June 29, 2010 / 12:44 PM / 10 years ago

CANADA FX DEBT-C$ slides on China growth, bank funding fears

 * C$ touches low of C$1.0510, or 95.15 U.S. cents
 * Bonds firmer as investors shun risk
 By Jennifer Kwan
 TORONTO, June 29 (Reuters) - The Canadian dollar touched
its weakest level in nearly three weeks against the greenback
on Tuesday on worries about China growth and bank repayments to
the European Central Bank.
 World stocks hit a 2-1/2 week low on Tuesday while oil and
the euro also skidded on concern about the funding situation of
banks about to repay 442 billion euros ($545.5 billion) to the
European Central Bank.
 The euro hit a lifetime low against the Swiss franc and an
8 1/2-year trough versus the yen on Tuesday. [MKTS/GLOB]
 Another factor driving risk aversion overnight was a
statement released on Monday by the Conference Board, citing a
calculation error, analysts said. It corrected China's April
leading economic indicator to reflect a rise of 0.3 percent,
rather than a rise of 1.7 percent.
 "That clearly had a negative impact on global sentiment and
we saw riskier assets selling across the board heavily
impacting your commodity based currencies -- Aussie, Kiwi and
Canada selling off overnight," said Matthew Strauss, senior
currency strategist at RBC Capital Markets.
 While the data is second tier, it highlights the fragility
of the global economic recovery, added Strauss.

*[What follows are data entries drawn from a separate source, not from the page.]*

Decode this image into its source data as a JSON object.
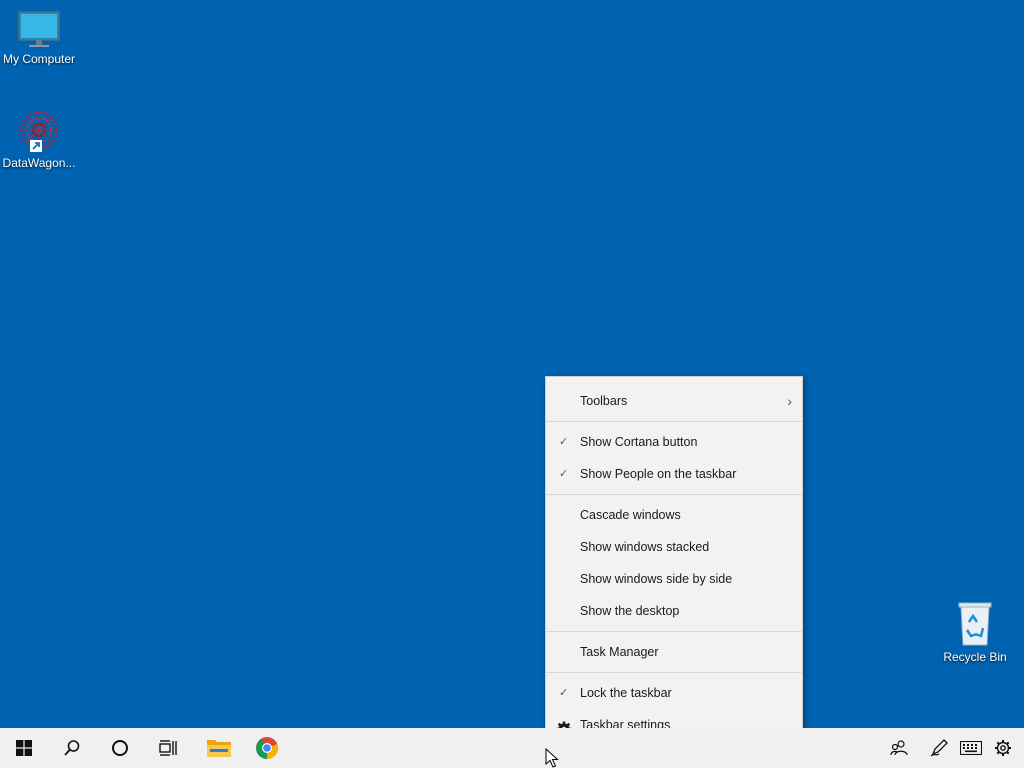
{
  "desktop": {
    "icons": {
      "my_computer": "My Computer",
      "datawagon": "DataWagon...",
      "recycle_bin": "Recycle Bin"
    }
  },
  "context_menu": {
    "toolbars": "Toolbars",
    "show_cortana": "Show Cortana button",
    "show_people": "Show People on the taskbar",
    "cascade": "Cascade windows",
    "stacked": "Show windows stacked",
    "side_by_side": "Show windows side by side",
    "show_desktop": "Show the desktop",
    "task_manager": "Task Manager",
    "lock_taskbar": "Lock the taskbar",
    "taskbar_settings": "Taskbar settings",
    "checked": {
      "show_cortana": true,
      "show_people": true,
      "lock_taskbar": true
    }
  },
  "taskbar": {
    "buttons": [
      "start-icon",
      "search-icon",
      "cortana-icon",
      "task-view-icon",
      "file-explorer-icon",
      "chrome-icon"
    ],
    "tray": [
      "people-icon",
      "pen-icon",
      "keyboard-icon",
      "settings-gear-icon"
    ]
  },
  "colors": {
    "desktop_bg": "#0063b1",
    "taskbar_bg": "#f0f0f0",
    "menu_bg": "#f2f2f2"
  }
}
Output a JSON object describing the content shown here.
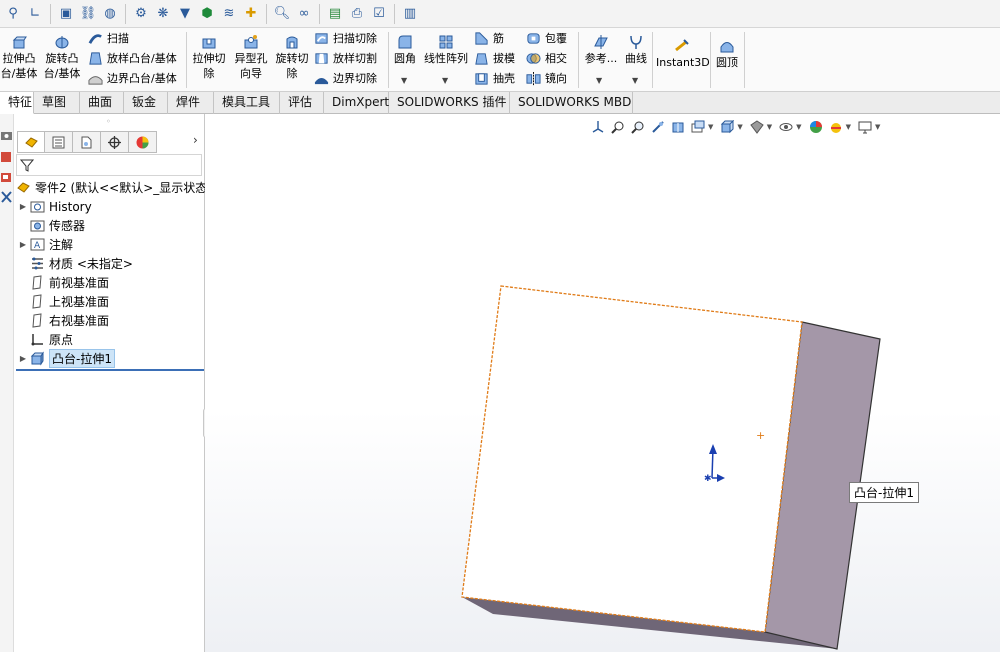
{
  "ribbon": {
    "extrude_boss": "拉伸凸\n台/基体",
    "revolve_boss": "旋转凸\n台/基体",
    "sweep": "扫描",
    "loft": "放样凸台/基体",
    "boundary": "边界凸台/基体",
    "extrude_cut": "拉伸切\n除",
    "hole_wizard": "异型孔\n向导",
    "revolve_cut": "旋转切\n除",
    "sweep_cut": "扫描切除",
    "loft_cut": "放样切割",
    "boundary_cut": "边界切除",
    "fillet": "圆角",
    "linear_pattern": "线性阵列",
    "rib": "筋",
    "draft": "拔模",
    "shell": "抽壳",
    "wrap": "包覆",
    "intersect": "相交",
    "mirror": "镜向",
    "reference": "参考...",
    "curves": "曲线",
    "instant3d": "Instant3D",
    "dome": "圆顶"
  },
  "tabs": [
    "特征",
    "草图",
    "曲面",
    "钣金",
    "焊件",
    "模具工具",
    "评估",
    "DimXpert",
    "SOLIDWORKS 插件",
    "SOLIDWORKS MBD"
  ],
  "tree": {
    "root": "零件2 (默认<<默认>_显示状态",
    "items": [
      "History",
      "传感器",
      "注解",
      "材质 <未指定>",
      "前视基准面",
      "上视基准面",
      "右视基准面",
      "原点",
      "凸台-拉伸1"
    ]
  },
  "viewport": {
    "tooltip": "凸台-拉伸1"
  },
  "colors": {
    "face_front": "#ffffff",
    "face_side": "#a497a8",
    "edge_selected": "#e07b17",
    "selection_bg": "#cde4f7"
  }
}
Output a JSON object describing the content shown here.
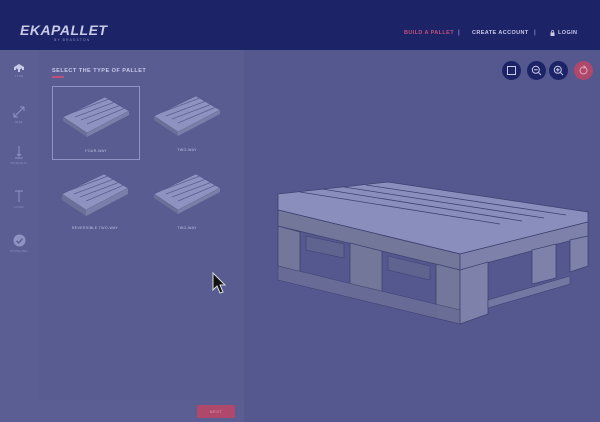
{
  "header": {
    "logo": "EKAPALLET",
    "logo_sub": "BY BRAGSTON",
    "nav": {
      "build": "BUILD A PALLET",
      "create": "CREATE ACCOUNT",
      "login": "LOGIN",
      "separator": "|"
    }
  },
  "sidebar": {
    "items": [
      {
        "label": "TYPE",
        "icon": "pallet-type-icon"
      },
      {
        "label": "SIZE",
        "icon": "resize-arrows-icon"
      },
      {
        "label": "MATERIAL",
        "icon": "thickness-icon"
      },
      {
        "label": "LOAD",
        "icon": "height-icon"
      },
      {
        "label": "FINISHING",
        "icon": "check-circle-icon"
      }
    ]
  },
  "panel": {
    "title": "SELECT THE TYPE OF PALLET",
    "options": [
      {
        "label": "FOUR-WAY"
      },
      {
        "label": "TWO-WAY"
      },
      {
        "label": "REVERSIBLE TWO-WAY"
      },
      {
        "label": "TWO-WAY"
      }
    ]
  },
  "footer": {
    "next_label": "NEXT"
  },
  "colors": {
    "header": "#1d2367",
    "accent": "#b0486c",
    "overlay": "#54588e"
  }
}
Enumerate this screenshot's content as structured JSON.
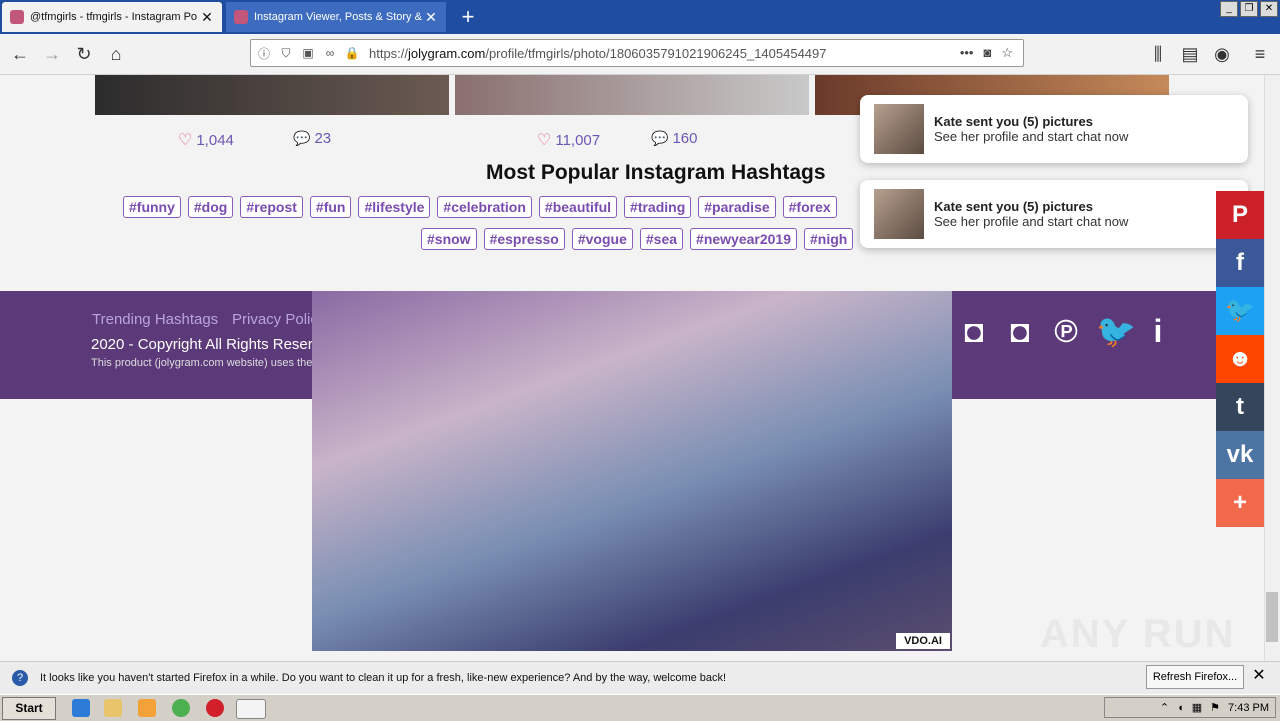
{
  "browser": {
    "tabs": [
      {
        "title": "@tfmgirls - tfmgirls - Instagram Po"
      },
      {
        "title": "Instagram Viewer, Posts & Story &"
      }
    ],
    "url_prefix": "https://",
    "url_domain": "jolygram.com",
    "url_path": "/profile/tfmgirls/photo/1806035791021906245_1405454497"
  },
  "posts": [
    {
      "likes": "1,044",
      "comments": "23"
    },
    {
      "likes": "11,007",
      "comments": "160"
    }
  ],
  "hashtags": {
    "title": "Most Popular Instagram Hashtags",
    "row1": [
      "#funny",
      "#dog",
      "#repost",
      "#fun",
      "#lifestyle",
      "#celebration",
      "#beautiful",
      "#trading",
      "#paradise",
      "#forex"
    ],
    "row2": [
      "#snow",
      "#espresso",
      "#vogue",
      "#sea",
      "#newyear2019",
      "#nigh"
    ]
  },
  "footer": {
    "links": [
      "Trending Hashtags",
      "Privacy Polic"
    ],
    "copyright": "2020 - Copyright All Rights Reserv",
    "product_note": "This product (jolygram.com website) uses the"
  },
  "ad": {
    "label": "VDO.AI"
  },
  "notifications": [
    {
      "title": "Kate sent you (5) pictures",
      "text": "See her profile and start chat now"
    },
    {
      "title": "Kate sent you (5) pictures",
      "text": "See her profile and start chat now"
    }
  ],
  "share_colors": {
    "pinterest": "#cb2027",
    "facebook": "#3b5998",
    "twitter": "#1da1f2",
    "reddit": "#ff4500",
    "tumblr": "#35465c",
    "vk": "#4c75a3",
    "more": "#f26a4b"
  },
  "watermark": "ANY RUN",
  "firefox_bar": {
    "message": "It looks like you haven't started Firefox in a while. Do you want to clean it up for a fresh, like-new experience? And by the way, welcome back!",
    "button": "Refresh Firefox..."
  },
  "taskbar": {
    "start": "Start",
    "clock": "7:43 PM"
  }
}
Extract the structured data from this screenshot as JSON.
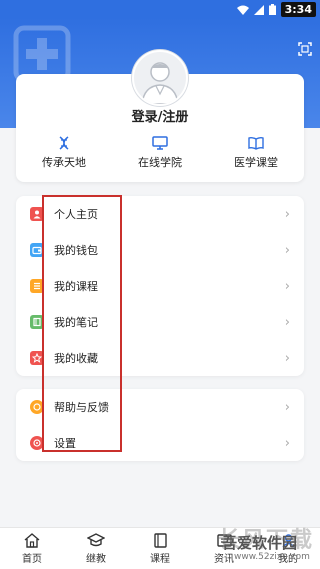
{
  "status": {
    "time": "3:34"
  },
  "profile": {
    "login_label": "登录/注册"
  },
  "quick_links": [
    {
      "label": "传承天地",
      "icon": "dna-icon"
    },
    {
      "label": "在线学院",
      "icon": "monitor-icon"
    },
    {
      "label": "医学课堂",
      "icon": "book-icon"
    }
  ],
  "menu_group1": [
    {
      "label": "个人主页",
      "color": "#ef5350"
    },
    {
      "label": "我的钱包",
      "color": "#42a5f5"
    },
    {
      "label": "我的课程",
      "color": "#ffa726"
    },
    {
      "label": "我的笔记",
      "color": "#66bb6a"
    },
    {
      "label": "我的收藏",
      "color": "#ef5350"
    }
  ],
  "menu_group2": [
    {
      "label": "帮助与反馈",
      "color": "#ffa726"
    },
    {
      "label": "设置",
      "color": "#ef5350"
    }
  ],
  "bottom_nav": [
    {
      "label": "首页",
      "icon": "home-icon"
    },
    {
      "label": "继教",
      "icon": "graduation-cap-icon"
    },
    {
      "label": "课程",
      "icon": "course-icon"
    },
    {
      "label": "资讯",
      "icon": "news-icon"
    },
    {
      "label": "我的",
      "icon": "profile-icon"
    }
  ],
  "watermark": {
    "big": "长风下载",
    "main": "吾爱软件园",
    "url": "www.52zixu.com"
  },
  "colors": {
    "primary": "#2f6fe0",
    "annotation_box": "#c9302c"
  }
}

 "We do expect China to slowdown but what is uncertain is
how much will the economy slowdown and how quickly will it
slowdown going into the second half of the year," he said.
 "The market is very sensitive to any indication it might
slowdown quicker than anticipated."
 At 8:24 a.m. (1224 GMT), the Canadian dollar was at
C$1.0499 to the U.S. dollar, or 95.25 U.S. cents, down sharply
from Monday's finish at C$1.0358 to the U.S. dollar, or 96.54
U.S. cents. Earlier on Tuesday, it touched a low of C$1.0510 to
the U.S. dollar, it's weakest since June 9.
 Strauss said a key technical level to watch for is C$1.0679
to the U.S. dollar, which is an early June intraday low for the
Canadian currency.
 Canadian government bond prices firmed across the board,
tracking U.S. Treasuries where yields hit a record low on weak
Asian stock performance and euro zone banking worries. [US/]
 The two-year government bond CA2YT=RR was up 5 Canadian
cents to yield 1.478 percent, while the 10-year bond
CA10YT=RR rose 24 Canadian cents to yield 3.137 percent.